The Director-General of Plataforma, Paulo Rego, has accused the former board of directors of the Portuguese Global Media Group (GMG) for failing to fulfill their contractual agreements, leading the media outlet to halt online operations in Lisbon.
The announcement, which was revealed in an editorial published in Macau’s weekly bilingual newspaper Plataforma Macau last Friday, was explained by Rego to the Times in a phone interview. Rego explained the implications of GMG’s decision to remove their financial support from the operation.
“A few months ago, we reached 600,000 unique views [on our new online platform] and this was only possible due to the agreements made with Global Media that had a content element, a financial element and even a human [resources] element, since several journalists from Global Media took part with us in that joint-venture,” said Rego.
He added that problems arose when the company started failing its “vision” due to internal issues related to GMG. These “imposed the spin-off of this project that was a joint one and that [Plataforma] and I had to take it on as we were already on a growth path as agreed by all parties during the negotiations that occurred [prior].”
“What has happened now,” explained Rego, “is that those agreements which allowed the spin-off of the project are not being fulfilled by Global Media. By not fulfilling those agreements, they also do not satisfy the vision or the requirements of Kevin Ho [leader of KJN Investment and a 30% stakeholder in GMG].” He also noted that in this sense “Global Media betrayed the project, the agreements and the vision of a stakeholder.”

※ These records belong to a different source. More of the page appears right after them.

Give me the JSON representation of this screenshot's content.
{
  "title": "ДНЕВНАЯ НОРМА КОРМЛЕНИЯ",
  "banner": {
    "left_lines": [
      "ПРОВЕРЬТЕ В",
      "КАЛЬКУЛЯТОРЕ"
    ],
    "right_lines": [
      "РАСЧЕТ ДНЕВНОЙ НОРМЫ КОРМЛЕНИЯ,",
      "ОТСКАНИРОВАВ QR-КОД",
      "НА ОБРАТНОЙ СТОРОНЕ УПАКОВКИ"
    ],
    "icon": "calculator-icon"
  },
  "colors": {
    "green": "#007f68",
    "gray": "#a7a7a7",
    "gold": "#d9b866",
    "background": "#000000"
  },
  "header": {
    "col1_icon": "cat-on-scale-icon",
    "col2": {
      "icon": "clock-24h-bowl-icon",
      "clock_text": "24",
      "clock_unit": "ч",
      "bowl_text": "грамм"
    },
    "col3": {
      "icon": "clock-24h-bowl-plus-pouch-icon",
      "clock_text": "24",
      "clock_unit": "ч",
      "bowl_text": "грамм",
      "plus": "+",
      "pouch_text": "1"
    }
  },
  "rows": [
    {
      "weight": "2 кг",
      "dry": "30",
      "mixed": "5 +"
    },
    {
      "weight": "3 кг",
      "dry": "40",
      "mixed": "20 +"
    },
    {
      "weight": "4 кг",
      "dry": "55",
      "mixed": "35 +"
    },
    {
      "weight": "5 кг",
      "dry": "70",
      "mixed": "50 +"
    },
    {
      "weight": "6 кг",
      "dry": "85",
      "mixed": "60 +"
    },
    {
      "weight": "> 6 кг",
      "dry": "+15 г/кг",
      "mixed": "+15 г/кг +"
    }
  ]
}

For Rego, GMG’s decision has had drastic effects on the project, namely on its international and online arms which were operating in Macau and Lisbon, and were starting in two other cities in Brazil and Angola.
The non-fulfillment of the agreements by GMG forces the expansion to Brazil and Angola to pause, drastically impacting the operation in Lisbon and leaving Plataforma [alone handling] the costs of at least half a dozen of journalists that were [in the past] on the payroll of GMG and have moved to the payroll of Plataforma [according to the agreements made]. We took on the costs but now we must reduce as we cannot continue to produce at that cost, which comes from a contract that is not being fulfilled,” he said.
Rego also expressed hope that the new board and stakeholders, comprising of Grupo Bel, which has acquired a 40% stake in the conglomerate, are now integrating into GMG and can reach an agreement with the other major stakeholder, KNJ Investment, to solve the problem.
“Let’s see how the new management [handles the] settlement with Plataforma and the vision of internationalization,” Rego said.
“One of the changes that Plataforma is preparing, which does not result from financial circumstances but instead of its vision and strategy, is on the strengthening [of contents] in Chinese language and in the proximity to the Chinese community in Macau,” Rego added.
Portuguese entrepreneur Marco Galinha, who leads the Portuguese business group Grupo Bel, said in a short statement, “Unfortunately we did not have the time yet to update ourselves on all the matters [related to GMG].”
“There are priorities [already settled] and the relationship with Macau [with Plataforma] is to restart,” he revealed.